- The Washington Times - Sunday, December 20, 2009


Lawrence J. Korb, Sean Duggan and Laura Conley complain that the Obama administration has yet to set forth an overall national-security strategy that could guide U.S. policy (“Overall strategy is needed,” Opinion, Thursday).

However, the writers apparently see nothing wrong in concluding, on the one hand, that we are not spending enough of the taxpayers’ money implementing Kyoto and Copenhagen and, on the other hand, that we are spending too much money on missile defense. For the United States to implement the global-warming agenda, according to the Environmental Protection Agency, would require $22 trillion between 2010-2100, to say nothing of the trillions of dollars transferred to the Third World to pay for our “carbon deficit.”

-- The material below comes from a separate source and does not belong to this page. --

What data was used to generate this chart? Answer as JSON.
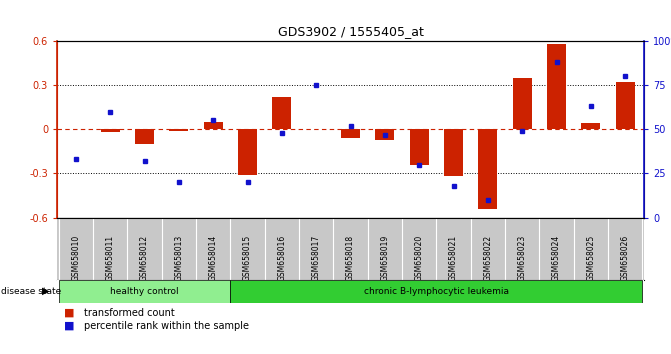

As for missile defense, the writers describe it as a “single program,” even though it consists of more than 20 separate acquisition efforts, including radars, sensors, missile defenses and advanced research projects. National missile defense, which is designed to protect the continental United States, now costs less than $2 billion annually.

Even if fully implemented, the U.S. Kyoto policy would reduce global temperatures by less than 0.2 of a degree Celsius, which would be meaningless. The latest Iranian ballistic-missile launch, coupled with repeated evidence of Iran’s nuclear-weapons development, illustrates a threat from which our national missile defenses - some one-10,000th of the cost of Kyoto - are protecting America.